Добавить в цитаты Настройки чтения

Страница 68 из 93

Мы с тобой давно не виделись. Кто тебя знает, вдруг оборзел за зиму. Руки вот людям ломаешь.

– Разрешите объясниться, гражданин начальник зоны, – подал голос Юра. – Это была самозащита.

– Объяснялки засунь себе… Без тебя знаю, что самозащита. Свидетелей – половина локалки. Правда, по поводу искалеченной руки Пермякова могу тебе предъявить превышение допустимой самообороны. Если что. Да. Если мы это дело зафиксируем. А смысл есть?

– Почему нет? – настороженно спросил Юра. – Фиксируйте, если надо. – Юра растерялся немного, разговор выходил странный, Семеныч почему-то ерзал и на Юру смотреть избегал. – Разрешите вопрос. Что-то еще случилось, гражданин начальник зоны?

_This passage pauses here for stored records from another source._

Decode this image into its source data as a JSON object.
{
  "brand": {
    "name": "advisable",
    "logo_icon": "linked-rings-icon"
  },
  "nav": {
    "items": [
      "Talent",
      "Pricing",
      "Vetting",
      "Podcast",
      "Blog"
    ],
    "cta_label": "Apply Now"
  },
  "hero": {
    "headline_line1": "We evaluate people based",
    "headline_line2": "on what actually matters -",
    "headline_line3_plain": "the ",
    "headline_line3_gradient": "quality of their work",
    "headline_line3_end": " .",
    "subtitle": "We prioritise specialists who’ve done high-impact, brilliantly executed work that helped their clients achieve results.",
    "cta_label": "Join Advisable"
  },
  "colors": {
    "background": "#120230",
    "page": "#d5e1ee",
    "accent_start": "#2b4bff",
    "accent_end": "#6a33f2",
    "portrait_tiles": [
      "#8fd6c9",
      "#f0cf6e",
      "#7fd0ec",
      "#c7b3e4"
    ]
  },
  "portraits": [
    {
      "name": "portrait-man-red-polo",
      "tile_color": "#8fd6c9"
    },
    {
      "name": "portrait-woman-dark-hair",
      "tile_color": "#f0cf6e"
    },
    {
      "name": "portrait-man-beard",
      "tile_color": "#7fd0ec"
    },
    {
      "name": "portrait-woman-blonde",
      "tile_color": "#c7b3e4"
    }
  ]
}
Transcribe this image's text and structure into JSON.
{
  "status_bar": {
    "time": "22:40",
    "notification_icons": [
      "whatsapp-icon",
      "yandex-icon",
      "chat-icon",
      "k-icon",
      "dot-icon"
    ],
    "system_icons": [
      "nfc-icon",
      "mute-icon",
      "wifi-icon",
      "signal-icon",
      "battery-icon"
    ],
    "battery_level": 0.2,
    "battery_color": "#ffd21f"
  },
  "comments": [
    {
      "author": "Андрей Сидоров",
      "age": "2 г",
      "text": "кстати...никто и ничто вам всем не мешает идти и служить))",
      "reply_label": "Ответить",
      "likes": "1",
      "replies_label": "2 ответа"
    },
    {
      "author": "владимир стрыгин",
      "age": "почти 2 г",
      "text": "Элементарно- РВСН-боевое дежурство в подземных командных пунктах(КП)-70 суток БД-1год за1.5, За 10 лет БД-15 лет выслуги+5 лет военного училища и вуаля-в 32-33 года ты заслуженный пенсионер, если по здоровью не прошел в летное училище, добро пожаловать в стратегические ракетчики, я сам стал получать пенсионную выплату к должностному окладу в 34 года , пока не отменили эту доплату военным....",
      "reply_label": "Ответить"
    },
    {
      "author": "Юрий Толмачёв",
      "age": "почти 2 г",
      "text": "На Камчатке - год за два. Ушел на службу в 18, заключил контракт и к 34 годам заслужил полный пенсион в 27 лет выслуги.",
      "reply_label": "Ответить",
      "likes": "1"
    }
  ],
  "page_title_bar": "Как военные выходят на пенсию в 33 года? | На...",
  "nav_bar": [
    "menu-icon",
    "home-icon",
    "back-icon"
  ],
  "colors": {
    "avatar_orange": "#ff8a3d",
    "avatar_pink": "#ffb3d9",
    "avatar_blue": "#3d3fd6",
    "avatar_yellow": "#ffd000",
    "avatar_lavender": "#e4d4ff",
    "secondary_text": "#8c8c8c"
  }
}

– Разрешаю. И перестань меня гражданином начальником… Вроде бы мы с тобой как люди всегда говорили. Или тебе теперь западло? С людьми на зоне всякое делается. Другую веру, случается, принимают. У тебя больше половины срока за плечами. Озверел? Или размылился?

– Нет, Тимур Семенович. Кажется, нет.

– Почему давно не сказал мне про Пермяка? Что он к тебе неровно дышит? Ладно, понимаю. В общем, так. Карцер твой не фиксируется и в личное дело не идет. Ты спасибо скажи, а не заедайся и в бутылку-то не лезь. «Фиксируйте, если надо»! Так вот, не было зарубы. Такое решение принято, всем подходящее. А насчет твоего вопроса, случилось ли?.. Случилось, что Пермякова раскрутили. Доказали его вину. Это ведь он убил Бубнова. Ты знал?

– Все знали, – пожал плечами Юра. – Коллективное бессознательное знало. Как будто оперчасть не знала, что все знали.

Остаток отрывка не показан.